As of runZero's public disclosure on July 1, no known attacks exploiting these vulnerabilities had been reported. However, the researchers have released proof-of-concept disk images, a testing framework, and a functional QEMU-based exploit demonstration, making technical details publicly available.

For firmware developers, runZero recommends identifying any bundled FatFs implementations, reviewing wrapper code for unsafe filename and file-size handling, and preparing vendor-specific patches. Organizations operating affected devices are advised to treat USB ports, SD card slots, and firmware update channels as potential attack vectors by restricting physical access and applying firmware updates as they become available.

AI-assisted vulnerability research speeds up discovery

runZero revealed that it initially reviewed FatFs manually in 2017 but found few noteworthy issues. During a renewed assessment in March 2026, the researchers employed an AI-assisted workflow using Visual Studio Code, GitHub Copilot running in "auto" mode, and a series of simple prompts.

The AI-generated workflow created a fuzzer capable of feeding malformed inputs into the filesystem library, uncovering vulnerabilities that had been missed during the earlier manual review while also helping validate their exploitability.

The researchers compared this trend to other recent AI-assisted security discoveries, including Google's Big Sleep identifying an exploitable memory flaw in SQLite during late 2024 and an autonomous AI agent discovering 21 memory-safety vulnerabilities in FFmpeg last month.

runZero argued that the increasing accessibility of AI-powered security research means attackers can leverage similar techniques, making timely vulnerability disclosure and remediation increasingly important.

The company also warned that patch deployment across the embedded ecosystem is likely to take years rather than months.
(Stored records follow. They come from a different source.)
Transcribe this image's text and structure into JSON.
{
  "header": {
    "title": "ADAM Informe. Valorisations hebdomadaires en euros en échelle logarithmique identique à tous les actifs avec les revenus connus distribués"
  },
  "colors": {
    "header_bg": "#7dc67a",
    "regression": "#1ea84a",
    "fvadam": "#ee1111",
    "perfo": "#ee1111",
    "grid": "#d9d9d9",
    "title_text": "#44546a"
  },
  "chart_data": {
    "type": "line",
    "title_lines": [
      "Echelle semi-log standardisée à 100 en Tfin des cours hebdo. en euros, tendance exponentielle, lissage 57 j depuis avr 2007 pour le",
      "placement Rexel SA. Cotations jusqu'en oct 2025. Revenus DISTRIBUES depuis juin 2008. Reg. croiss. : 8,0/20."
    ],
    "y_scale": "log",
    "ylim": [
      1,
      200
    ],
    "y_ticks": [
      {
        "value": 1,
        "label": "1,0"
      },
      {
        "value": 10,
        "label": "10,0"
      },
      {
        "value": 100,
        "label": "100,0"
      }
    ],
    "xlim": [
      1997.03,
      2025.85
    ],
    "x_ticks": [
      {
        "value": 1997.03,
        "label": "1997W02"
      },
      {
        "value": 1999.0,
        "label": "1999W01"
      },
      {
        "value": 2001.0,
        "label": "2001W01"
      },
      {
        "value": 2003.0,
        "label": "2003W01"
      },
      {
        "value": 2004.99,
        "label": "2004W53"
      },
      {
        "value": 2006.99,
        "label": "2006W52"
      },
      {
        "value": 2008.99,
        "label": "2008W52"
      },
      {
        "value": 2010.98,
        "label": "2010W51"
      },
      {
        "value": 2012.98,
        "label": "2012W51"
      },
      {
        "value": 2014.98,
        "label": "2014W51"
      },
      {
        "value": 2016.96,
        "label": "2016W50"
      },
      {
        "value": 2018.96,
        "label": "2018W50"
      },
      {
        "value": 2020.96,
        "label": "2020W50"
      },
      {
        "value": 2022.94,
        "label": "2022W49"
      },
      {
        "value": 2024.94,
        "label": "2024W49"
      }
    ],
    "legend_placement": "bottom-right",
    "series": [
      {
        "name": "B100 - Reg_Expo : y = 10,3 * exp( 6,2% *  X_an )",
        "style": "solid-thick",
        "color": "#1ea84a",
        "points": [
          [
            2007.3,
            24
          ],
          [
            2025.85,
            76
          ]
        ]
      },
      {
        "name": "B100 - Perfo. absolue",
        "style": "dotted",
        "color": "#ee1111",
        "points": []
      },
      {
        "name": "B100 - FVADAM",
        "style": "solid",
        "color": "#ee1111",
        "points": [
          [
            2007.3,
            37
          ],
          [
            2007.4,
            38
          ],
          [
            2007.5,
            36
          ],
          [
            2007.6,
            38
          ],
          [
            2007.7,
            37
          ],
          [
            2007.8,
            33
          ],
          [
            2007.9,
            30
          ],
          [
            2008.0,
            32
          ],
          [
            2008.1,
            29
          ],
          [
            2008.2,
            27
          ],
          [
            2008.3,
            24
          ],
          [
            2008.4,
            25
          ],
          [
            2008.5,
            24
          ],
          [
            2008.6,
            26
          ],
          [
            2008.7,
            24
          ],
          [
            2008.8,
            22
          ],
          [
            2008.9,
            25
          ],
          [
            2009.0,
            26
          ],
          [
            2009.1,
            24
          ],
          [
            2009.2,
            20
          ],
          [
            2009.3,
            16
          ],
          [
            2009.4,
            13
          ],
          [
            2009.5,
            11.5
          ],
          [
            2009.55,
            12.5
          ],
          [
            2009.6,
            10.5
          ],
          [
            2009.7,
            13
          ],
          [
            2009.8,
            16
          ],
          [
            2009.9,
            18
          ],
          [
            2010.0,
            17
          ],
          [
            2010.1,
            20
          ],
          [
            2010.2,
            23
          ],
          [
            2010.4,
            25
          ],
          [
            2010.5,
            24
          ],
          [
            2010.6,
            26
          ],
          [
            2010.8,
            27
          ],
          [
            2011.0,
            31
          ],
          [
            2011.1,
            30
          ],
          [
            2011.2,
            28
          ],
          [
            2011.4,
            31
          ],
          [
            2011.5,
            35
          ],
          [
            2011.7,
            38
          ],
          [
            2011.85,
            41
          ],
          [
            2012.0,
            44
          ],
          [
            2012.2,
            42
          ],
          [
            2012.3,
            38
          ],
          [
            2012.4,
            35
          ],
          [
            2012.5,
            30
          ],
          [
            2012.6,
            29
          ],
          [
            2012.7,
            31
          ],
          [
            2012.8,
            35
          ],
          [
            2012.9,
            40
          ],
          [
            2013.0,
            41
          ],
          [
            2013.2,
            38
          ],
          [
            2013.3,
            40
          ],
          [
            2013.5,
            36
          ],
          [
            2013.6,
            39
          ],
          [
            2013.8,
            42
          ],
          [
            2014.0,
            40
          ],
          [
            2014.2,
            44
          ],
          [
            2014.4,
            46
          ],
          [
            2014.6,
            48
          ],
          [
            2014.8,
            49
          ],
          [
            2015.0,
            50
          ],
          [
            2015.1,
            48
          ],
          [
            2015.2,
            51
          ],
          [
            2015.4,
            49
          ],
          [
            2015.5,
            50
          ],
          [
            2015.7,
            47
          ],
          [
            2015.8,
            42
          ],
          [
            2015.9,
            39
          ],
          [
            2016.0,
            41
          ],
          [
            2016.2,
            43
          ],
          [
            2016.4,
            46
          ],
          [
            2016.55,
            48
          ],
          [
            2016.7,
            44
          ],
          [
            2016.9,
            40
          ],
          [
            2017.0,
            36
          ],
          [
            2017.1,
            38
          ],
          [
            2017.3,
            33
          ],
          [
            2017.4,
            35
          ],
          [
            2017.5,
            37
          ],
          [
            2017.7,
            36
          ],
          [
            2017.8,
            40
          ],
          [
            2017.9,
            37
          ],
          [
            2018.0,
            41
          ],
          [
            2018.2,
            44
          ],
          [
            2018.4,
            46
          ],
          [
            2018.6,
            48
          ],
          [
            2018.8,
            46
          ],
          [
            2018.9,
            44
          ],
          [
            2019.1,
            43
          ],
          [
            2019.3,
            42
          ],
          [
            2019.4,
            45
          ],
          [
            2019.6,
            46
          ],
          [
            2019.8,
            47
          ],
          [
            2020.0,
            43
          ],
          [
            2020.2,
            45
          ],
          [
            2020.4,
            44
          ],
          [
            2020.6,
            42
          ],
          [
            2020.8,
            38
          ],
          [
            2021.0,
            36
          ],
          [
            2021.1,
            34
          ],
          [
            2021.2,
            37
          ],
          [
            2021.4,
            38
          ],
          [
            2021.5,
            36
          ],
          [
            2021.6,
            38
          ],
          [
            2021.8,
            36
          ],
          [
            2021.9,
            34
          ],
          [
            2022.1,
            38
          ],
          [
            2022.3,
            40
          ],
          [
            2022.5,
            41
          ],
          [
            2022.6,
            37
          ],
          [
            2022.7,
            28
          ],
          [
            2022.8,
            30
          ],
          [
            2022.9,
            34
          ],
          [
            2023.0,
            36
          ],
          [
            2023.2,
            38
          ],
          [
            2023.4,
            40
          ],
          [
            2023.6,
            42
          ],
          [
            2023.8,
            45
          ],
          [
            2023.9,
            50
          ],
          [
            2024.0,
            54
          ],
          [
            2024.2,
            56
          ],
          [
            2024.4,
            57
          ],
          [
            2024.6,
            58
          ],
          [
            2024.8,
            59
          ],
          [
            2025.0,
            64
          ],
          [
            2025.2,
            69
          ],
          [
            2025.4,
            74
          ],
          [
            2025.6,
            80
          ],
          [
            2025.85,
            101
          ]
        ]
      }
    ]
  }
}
It cited the 2024 PixieFail vulnerabilities affecting EDK II firmware as an example of slow downstream remediation and suggested that FatFs faces an even greater challenge due to the absence of an active upstream security response.

Until upstream fixes become available and platform vendors release security updates, organizations should assume that many deployed embedded devices continue to process untrusted FAT and exFAT media using vulnerable code.